A crise da verdade anda junto com a crise da democracia, pavimentando o neofascismo. A crença na facticidade foi perdida, como se observou no negacionismo durante a pandemia. As teorias da conspiração pintaram o contraditório com tintas delirantes, normalizadas por psiquês influenciáveis. Na crise da verdade, perde-se o mundo comum, a linguagem comum. A verdade é um regulador social, um prumo orientador da sociedade. O niilismo, em curso, desconstrói a coesão social.
Não é que todos viraram mentirosos. Estes, sabem a diferença entre a mentira e a verdade. É que uma e outra, agora, configuram narrativas de mesmo valor. Desapareceu a distinção. A praga da desinformação devora a facticidade do real. Aquele que é imune aos fatos e à realidade, constitui um perigo maior à verdade do que o que mente. Falar merda não é se opor à verdade, mas ser indiferente à verdade. A crise de veracidade estremece a crença nos fatos concretos. A “novilíngua” (newspeak) orwelliana bate à porta da contemporaneidade. Aliás, já entrou e se acomodou na sala. A democracia é o remédio para curar a alienante doença do homo demens. Quem vai, quem vem.

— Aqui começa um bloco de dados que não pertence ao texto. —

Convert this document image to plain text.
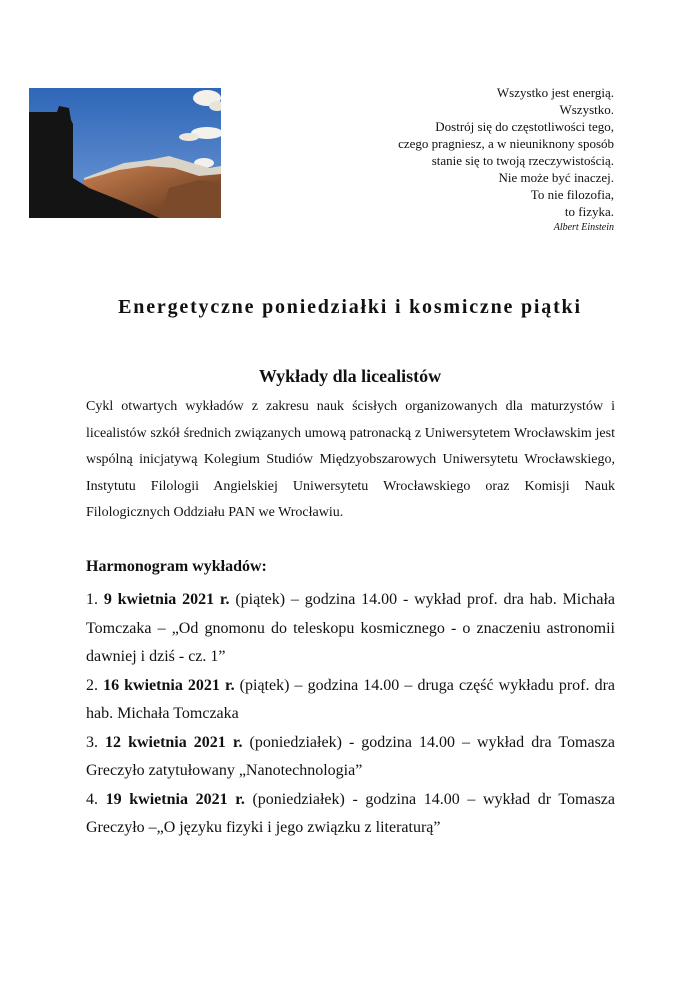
Wszystko jest energią.
Wszystko.
Dostrój się do częstotliwości tego,
czego pragniesz, a w nieuniknony sposób
stanie się to twoją rzeczywistością.
Nie może być inaczej.
To nie filozofia,
to fizyka.
Albert Einstein
Energetyczne poniedziałki i kosmiczne piątki
Wykłady dla licealistów
Cykl otwartych wykładów z zakresu nauk ścisłych organizowanych dla maturzystów i licealistów szkół średnich związanych umową patronacką z Uniwersytetem Wrocławskim jest wspólną inicjatywą Kolegium Studiów Międzyobszarowych Uniwersytetu Wrocławskiego, Instytutu Filologii Angielskiej Uniwersytetu Wrocławskiego oraz Komisji Nauk Filologicznych Oddziału PAN we Wrocławiu.
Harmonogram wykładów:

1. 9 kwietnia 2021 r. (piątek) – godzina 14.00 - wykład prof. dra hab. Michała Tomczaka – „Od gnomonu do teleskopu kosmicznego - o znaczeniu astronomii dawniej i dziś - cz. 1”

2. 16 kwietnia 2021 r. (piątek) – godzina 14.00 – druga część wykładu prof. dra hab. Michała Tomczaka

3. 12 kwietnia 2021 r. (poniedziałek) - godzina 14.00 – wykład dra Tomasza Greczyło zatytułowany „Nanotechnologia”

4. 19 kwietnia 2021 r. (poniedziałek) - godzina 14.00 – wykład dr Tomasza Greczyło –„O języku fizyki i jego związku z literaturą”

Michel Foucault, ao final da vida, pensava em quão importante é a “coragem da verdade”, com suporte nos princípios que guiam a democracia: isegoria, que é o direito de todos se expressarem livremente; e parrhesia, a obrigação de ser verdadeiro, o que excede o direito constitucional de tomar a palavra para se manifestar. Politicamente, o que age para promover o bem da comunidade humana celebra a franqueza, em público. Sócrates foi o parresiasta, por excelência, ao preferir a morte a abdicar da verdade em prol da justiça e das leis. Esse é o desafio dos democratas e dos socialistas: falar a verdade sobre as desigualdades de classe, de gênero e de raça; a hecatombe climática, o risco de guerra nuclear e o difícil labirinto da democracia. Até o sol raiar, amanhã.
Luiz Marques é Docente de Ciência Política na UFRGS, ex-Secretário de Estado da Cultura no Rio Grande do Sul.